Home-page: https://github.com/abs-tudelft/vhdeps
Author: Jeroen van Straten
Author-email: j.vanstraten-1@tudelft.nl
License: Apache
Project-URL: Source, https://github.com/abs-tudelft/vhdeps
Description-Content-Type: text/markdown
Keywords: vhdl dependency analyzer simulation
Platform: UNKNOWN
Classifier: Development Status :: 3 - Alpha
Classifier: Intended Audience :: Developers
Classifier: Topic :: Software Development :: Build Tools
Classifier: License :: OSI Approved :: Apache Software License
Classifier: Programming Language :: Python :: 3
Requires-Python: >=3
Requires-Dist: plumbum


vhdeps: a VHDL file dependency analyzer
=======================================

`vhdeps` is a simple dependency analyzer for VHDL, to be used with tools that
either awkwardly or downright *don't* support automatic compile order
generation. It's quite simplistic in its VHDL parsing -- it just uses regular
expressions to match entity, component, and package declarations, uses, and
definitions and works from there -- but it should be enough for most use cases.

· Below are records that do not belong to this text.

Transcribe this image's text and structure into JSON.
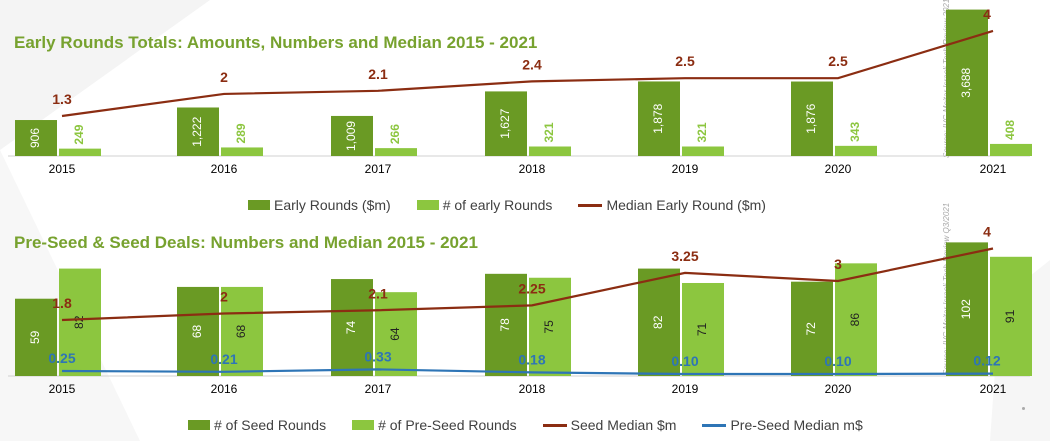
{
  "chart_data": [
    {
      "type": "bar",
      "title": "Early Rounds Totals: Amounts, Numbers and Median 2015 - 2021",
      "source": "Source: IVC-Meitar Israeli Tech Review 2021",
      "categories": [
        "2015",
        "2016",
        "2017",
        "2018",
        "2019",
        "2020",
        "2021"
      ],
      "series": [
        {
          "name": "Early Rounds ($m)",
          "kind": "bar",
          "color": "#6a9a24",
          "values": [
            906,
            1222,
            1009,
            1627,
            1878,
            1876,
            3688
          ],
          "labels": [
            "906",
            "1,222",
            "1,009",
            "1,627",
            "1,878",
            "1,876",
            "3,688"
          ]
        },
        {
          "name": "# of early Rounds",
          "kind": "bar",
          "color": "#8cc63f",
          "values": [
            249,
            289,
            266,
            321,
            321,
            343,
            408
          ],
          "labels": [
            "249",
            "289",
            "266",
            "321",
            "321",
            "343",
            "408"
          ]
        },
        {
          "name": "Median Early Round ($m)",
          "kind": "line",
          "color": "#8b2d12",
          "values": [
            1.3,
            2,
            2.1,
            2.4,
            2.5,
            2.5,
            4
          ],
          "labels": [
            "1.3",
            "2",
            "2.1",
            "2.4",
            "2.5",
            "2.5",
            "4"
          ]
        }
      ]
    },
    {
      "type": "bar",
      "title": "Pre-Seed & Seed Deals: Numbers and Median 2015 - 2021",
      "source": "Source: IVC-Meitar Israeli Tech Review Q3/2021",
      "categories": [
        "2015",
        "2016",
        "2017",
        "2018",
        "2019",
        "2020",
        "2021"
      ],
      "series": [
        {
          "name": "# of Seed Rounds",
          "kind": "bar",
          "color": "#6a9a24",
          "values": [
            59,
            68,
            74,
            78,
            82,
            72,
            102
          ],
          "labels": [
            "59",
            "68",
            "74",
            "78",
            "82",
            "72",
            "102"
          ]
        },
        {
          "name": "# of Pre-Seed Rounds",
          "kind": "bar",
          "color": "#8cc63f",
          "values": [
            82,
            68,
            64,
            75,
            71,
            86,
            91
          ],
          "labels": [
            "82",
            "68",
            "64",
            "75",
            "71",
            "86",
            "91"
          ]
        },
        {
          "name": "Seed Median $m",
          "kind": "line",
          "color": "#8b2d12",
          "values": [
            1.8,
            2,
            2.1,
            2.25,
            3.25,
            3,
            4
          ],
          "labels": [
            "1.8",
            "2",
            "2.1",
            "2.25",
            "3.25",
            "3",
            "4"
          ]
        },
        {
          "name": "Pre-Seed Median m$",
          "kind": "line",
          "color": "#2e75b6",
          "values": [
            0.25,
            0.21,
            0.33,
            0.18,
            0.1,
            0.1,
            0.12
          ],
          "labels": [
            "0.25",
            "0.21",
            "0.33",
            "0.18",
            "0.10",
            "0.10",
            "0.12"
          ]
        }
      ]
    }
  ]
}
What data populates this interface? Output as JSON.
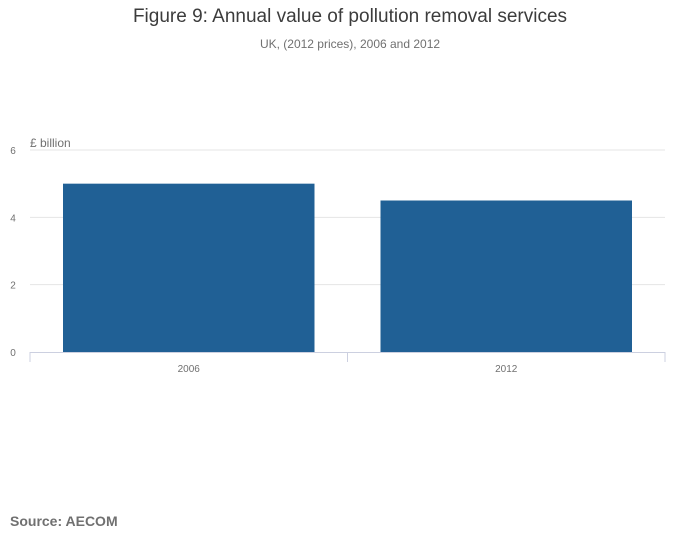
{
  "chart_data": {
    "type": "bar",
    "title": "Figure 9: Annual value of pollution removal services",
    "subtitle": "UK, (2012 prices), 2006 and 2012",
    "ylabel": "£ billion",
    "xlabel": "",
    "categories": [
      "2006",
      "2012"
    ],
    "values": [
      5.0,
      4.5
    ],
    "ylim": [
      0,
      6
    ],
    "yticks": [
      "0",
      "2",
      "4",
      "6"
    ],
    "grid": true,
    "legend": "none",
    "bar_color": "#206095"
  },
  "source": "Source: AECOM"
}
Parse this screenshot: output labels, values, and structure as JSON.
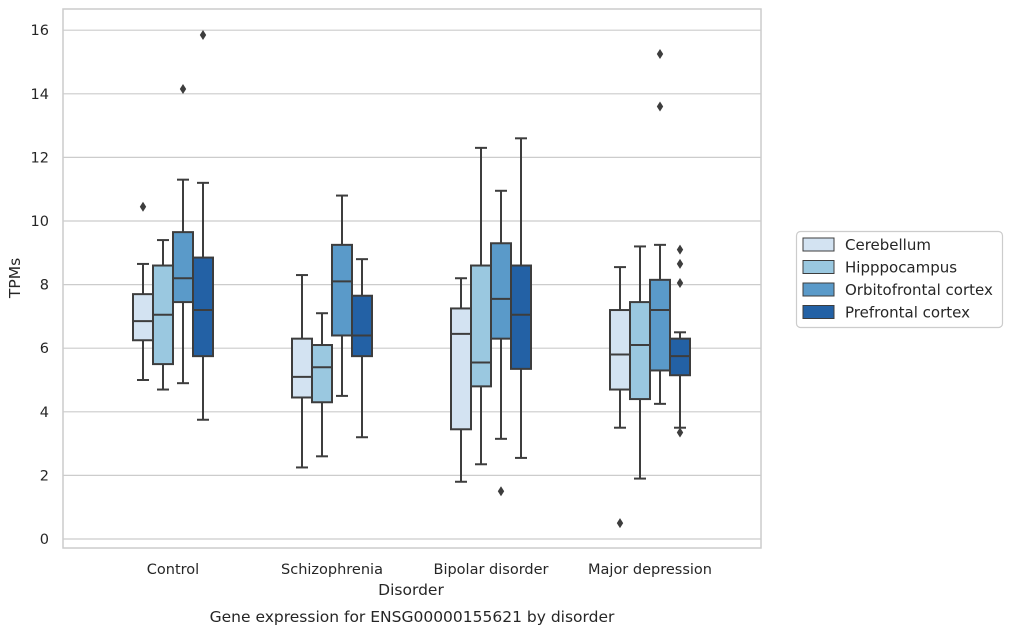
{
  "chart_data": {
    "type": "box",
    "caption": "Gene expression for ENSG00000155621 by disorder",
    "xlabel": "Disorder",
    "ylabel": "TPMs",
    "ylim": [
      -0.25,
      16.65
    ],
    "yticks": [
      0,
      2,
      4,
      6,
      8,
      10,
      12,
      14,
      16
    ],
    "grid": "horizontal",
    "legend_position": "right",
    "categories": [
      "Control",
      "Schizophrenia",
      "Bipolar disorder",
      "Major depression"
    ],
    "series": [
      {
        "name": "Cerebellum",
        "color": "#d3e3f2",
        "boxes": [
          {
            "whisker_low": 5.0,
            "q1": 6.25,
            "median": 6.85,
            "q3": 7.7,
            "whisker_high": 8.65,
            "outliers": [
              10.45
            ]
          },
          {
            "whisker_low": 2.25,
            "q1": 4.45,
            "median": 5.1,
            "q3": 6.3,
            "whisker_high": 8.3,
            "outliers": []
          },
          {
            "whisker_low": 1.8,
            "q1": 3.45,
            "median": 6.45,
            "q3": 7.25,
            "whisker_high": 8.2,
            "outliers": []
          },
          {
            "whisker_low": 3.5,
            "q1": 4.7,
            "median": 5.8,
            "q3": 7.2,
            "whisker_high": 8.55,
            "outliers": [
              0.5
            ]
          }
        ]
      },
      {
        "name": "Hipppocampus",
        "color": "#9ac8e0",
        "boxes": [
          {
            "whisker_low": 4.7,
            "q1": 5.5,
            "median": 7.05,
            "q3": 8.6,
            "whisker_high": 9.4,
            "outliers": []
          },
          {
            "whisker_low": 2.6,
            "q1": 4.3,
            "median": 5.4,
            "q3": 6.1,
            "whisker_high": 7.1,
            "outliers": []
          },
          {
            "whisker_low": 2.35,
            "q1": 4.8,
            "median": 5.55,
            "q3": 8.6,
            "whisker_high": 12.3,
            "outliers": []
          },
          {
            "whisker_low": 1.9,
            "q1": 4.4,
            "median": 6.1,
            "q3": 7.45,
            "whisker_high": 9.2,
            "outliers": []
          }
        ]
      },
      {
        "name": "Orbitofrontal cortex",
        "color": "#5a9ac9",
        "boxes": [
          {
            "whisker_low": 4.9,
            "q1": 7.45,
            "median": 8.2,
            "q3": 9.65,
            "whisker_high": 11.3,
            "outliers": [
              14.15
            ]
          },
          {
            "whisker_low": 4.5,
            "q1": 6.4,
            "median": 8.1,
            "q3": 9.25,
            "whisker_high": 10.8,
            "outliers": []
          },
          {
            "whisker_low": 3.15,
            "q1": 6.3,
            "median": 7.55,
            "q3": 9.3,
            "whisker_high": 10.95,
            "outliers": [
              1.5
            ]
          },
          {
            "whisker_low": 4.25,
            "q1": 5.3,
            "median": 7.2,
            "q3": 8.15,
            "whisker_high": 9.25,
            "outliers": [
              15.25,
              13.6
            ]
          }
        ]
      },
      {
        "name": "Prefrontal cortex",
        "color": "#2361a5",
        "boxes": [
          {
            "whisker_low": 3.75,
            "q1": 5.75,
            "median": 7.2,
            "q3": 8.85,
            "whisker_high": 11.2,
            "outliers": [
              15.85
            ]
          },
          {
            "whisker_low": 3.2,
            "q1": 5.75,
            "median": 6.4,
            "q3": 7.65,
            "whisker_high": 8.8,
            "outliers": []
          },
          {
            "whisker_low": 2.55,
            "q1": 5.35,
            "median": 7.05,
            "q3": 8.6,
            "whisker_high": 12.6,
            "outliers": []
          },
          {
            "whisker_low": 3.5,
            "q1": 5.15,
            "median": 5.75,
            "q3": 6.3,
            "whisker_high": 6.5,
            "outliers": [
              9.1,
              8.65,
              8.05,
              3.35
            ]
          }
        ]
      }
    ]
  }
}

`vhdeps` provides a generic output format so you can easily do whatever you
want with the compile order, but it also allows "targets" to be defined to do
this within `vhdeps`. At the time of writing, there are two such targets; one
that outputs a TCL script for Modelsim-compatible simulators (with a bunch of
convenience stuff like incremental compilation and batch-mode regression
testing) and one that drives a simulation with GHDL. Both of these targets do
pose the requirement that toplevel entities end in `_tc` (test case) and
terminate through event exhaustion upon success or through a
`report ... severity failure` statement or a timeout upon failure. The timeout
defaults to 1 ms, but can be overridden using a pragma statement.

Finally, `vhdeps` can do some basic style checking if you like. The rules it
can enforce for you are:

 - Each VHDL file must define exactly one entity or exactly one package.
 - VHDL package names must use the `_pkg` suffix.
 - The filename must match the name of the VHDL entity/package.

The version and simulation/synthesis "modifiers" in the VHDL filenames are used
by `vhdeps` to filter out files based on a maximum VHDL version and whether
it's targeting simulation or synthesis.